The traffic on the roads have dramatically changed in my time visiting the country (8 visits between 2008 and 2024). When I first went to Vietnam in 2008, about 90% of the traffic was motorbikes, 9% Heavy Duty Trucks/Buses and 1% cars. Now it is more like 50% Motorbikes, 40% Cars, and 10% Heavy Duty/Bus, and the car number is growing quick.

Another thing to note is a lot of the infrastructure in the cities especially were not designed for the amount of cars they have now, and traffic jams in cities are horrible, though this is more of a problem in cities in the north (like Hanoi) vs central and south Vietnam. Da Nang and Hue in central Vietnam have modernized their roads well enough where the influx of cars has a lot less impact.

With that said, some areas of the country have made the motorbike tourism their entire deal, such as the Hai Giang region, where people frequently do 2-3-4 day tours on motorbike on the Hai Giang loop.

Gubbin
Gubbin
29 days ago
Reply to  Thi

That’s some very good advice. And I’m just thinking about how many inexperienced drivers in a newly-forming road culture that means.

Thi
Thi
29 days ago
Reply to  Gubbin

You are not wrong. People tend drive their cars like motorbikes. Lanes are more like suggestions and intersections are very chaotic where everyone kind of just enters the intersection at once and drives around each other.

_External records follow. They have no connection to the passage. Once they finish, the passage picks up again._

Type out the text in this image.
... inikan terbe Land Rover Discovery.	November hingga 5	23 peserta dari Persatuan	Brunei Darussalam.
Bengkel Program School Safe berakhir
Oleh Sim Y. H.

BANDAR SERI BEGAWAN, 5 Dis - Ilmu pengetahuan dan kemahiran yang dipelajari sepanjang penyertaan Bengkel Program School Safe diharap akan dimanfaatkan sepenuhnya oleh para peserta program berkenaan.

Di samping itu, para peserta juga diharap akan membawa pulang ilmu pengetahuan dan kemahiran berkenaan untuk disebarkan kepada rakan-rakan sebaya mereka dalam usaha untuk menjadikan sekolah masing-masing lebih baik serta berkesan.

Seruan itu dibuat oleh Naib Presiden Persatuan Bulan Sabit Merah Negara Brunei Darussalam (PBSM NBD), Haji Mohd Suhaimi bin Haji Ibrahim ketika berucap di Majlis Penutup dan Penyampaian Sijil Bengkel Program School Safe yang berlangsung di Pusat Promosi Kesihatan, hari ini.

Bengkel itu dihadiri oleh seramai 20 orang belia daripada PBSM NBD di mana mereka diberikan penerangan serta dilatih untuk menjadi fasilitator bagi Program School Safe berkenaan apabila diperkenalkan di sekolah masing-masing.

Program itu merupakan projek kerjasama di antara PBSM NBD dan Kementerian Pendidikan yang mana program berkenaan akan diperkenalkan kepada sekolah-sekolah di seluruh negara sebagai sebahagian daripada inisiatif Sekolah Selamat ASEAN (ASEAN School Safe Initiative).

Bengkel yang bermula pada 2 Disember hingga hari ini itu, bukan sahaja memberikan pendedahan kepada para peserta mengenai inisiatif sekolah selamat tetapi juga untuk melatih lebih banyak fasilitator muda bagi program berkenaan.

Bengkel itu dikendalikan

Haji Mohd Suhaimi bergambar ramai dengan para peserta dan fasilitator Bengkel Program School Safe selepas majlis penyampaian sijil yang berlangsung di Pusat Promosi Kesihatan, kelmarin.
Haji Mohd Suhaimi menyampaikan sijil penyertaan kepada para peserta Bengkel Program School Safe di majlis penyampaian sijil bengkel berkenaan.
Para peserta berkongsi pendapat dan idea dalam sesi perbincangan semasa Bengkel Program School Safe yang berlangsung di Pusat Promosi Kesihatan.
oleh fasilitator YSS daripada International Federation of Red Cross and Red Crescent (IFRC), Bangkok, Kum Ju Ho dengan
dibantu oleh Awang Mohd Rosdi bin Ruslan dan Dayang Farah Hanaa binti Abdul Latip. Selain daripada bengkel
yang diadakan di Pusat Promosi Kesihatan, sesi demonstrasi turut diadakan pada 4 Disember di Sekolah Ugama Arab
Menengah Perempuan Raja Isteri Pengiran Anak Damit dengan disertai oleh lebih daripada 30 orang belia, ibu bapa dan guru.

In my last few trips I have noticed the intersections are improving though as traffic lights are becoming more common.

Cheap Bastard
Cheap Bastard
29 days ago

You DID remember to bring your boom box with the endless loop of “Born In The USA” on it right?

Last edited 29 days ago by Cheap Bastard
StillNotATony
StillNotATony
29 days ago
Reply to  Cheap Bastard

He’s Australian. The boom box needs to be playing “Land Down Under”.

Cheap Bastard
Cheap Bastard
29 days ago
Reply to  StillNotATony

Hmm. Maybe tune/tweak the exhaust note into a didgeridoo then…

StillNotATony
StillNotATony
29 days ago

Mercedes, please join Lewin on this adventure, but bring the Triumph!

Cheap Bastard
Cheap Bastard
29 days ago
Reply to  StillNotATony

Nah!

Mercedes needs to be on a US flag draped Valkyrie with a boom box blasting Wagner’s “Flight of the Valkyries” as loud as possible.

StillNotATony
StillNotATony
29 days ago
Reply to  Cheap Bastard

If she’s gonna do that, she’s gotta be on a Harley!

Cheap Bastard
Cheap Bastard
29 days ago
Reply to  StillNotATony

But then how’s anyone supposed to hear the boom box?

SNL-LOL Jr
SNL-LOL Jr
29 days ago
Reply to  Cheap Bastard

Since VN is getting tight with the US as a counterbalance against China, it may not be as offensive to them as we think.

But then VN is getting chummy with China again after a few years of frosty relationship.

Politics is weird.

Mercedes Streeter
Mercedes Streeter
29 days ago
Reply to  StillNotATony

I’m in!

10001010
10001010
29 days ago

One of my favorite TG specials but I would have gone with James’ pick of a Honda Super Cub (MCM called it a Postie bike?) Are those still common over there or have they all been used up?

Rad Barchetta
Rad Barchetta
29 days ago

Don’t thank me. Thank Tipper Gore.
https://i.ibb.co/qxXydj7/vlcsnap-00020-e1714396923717.jpg

Chronometric
Chronometric
29 days ago
Reply to  Rad Barchetta

The only good thing that Tipper Gore ever did was make Al’s life miserable for many years.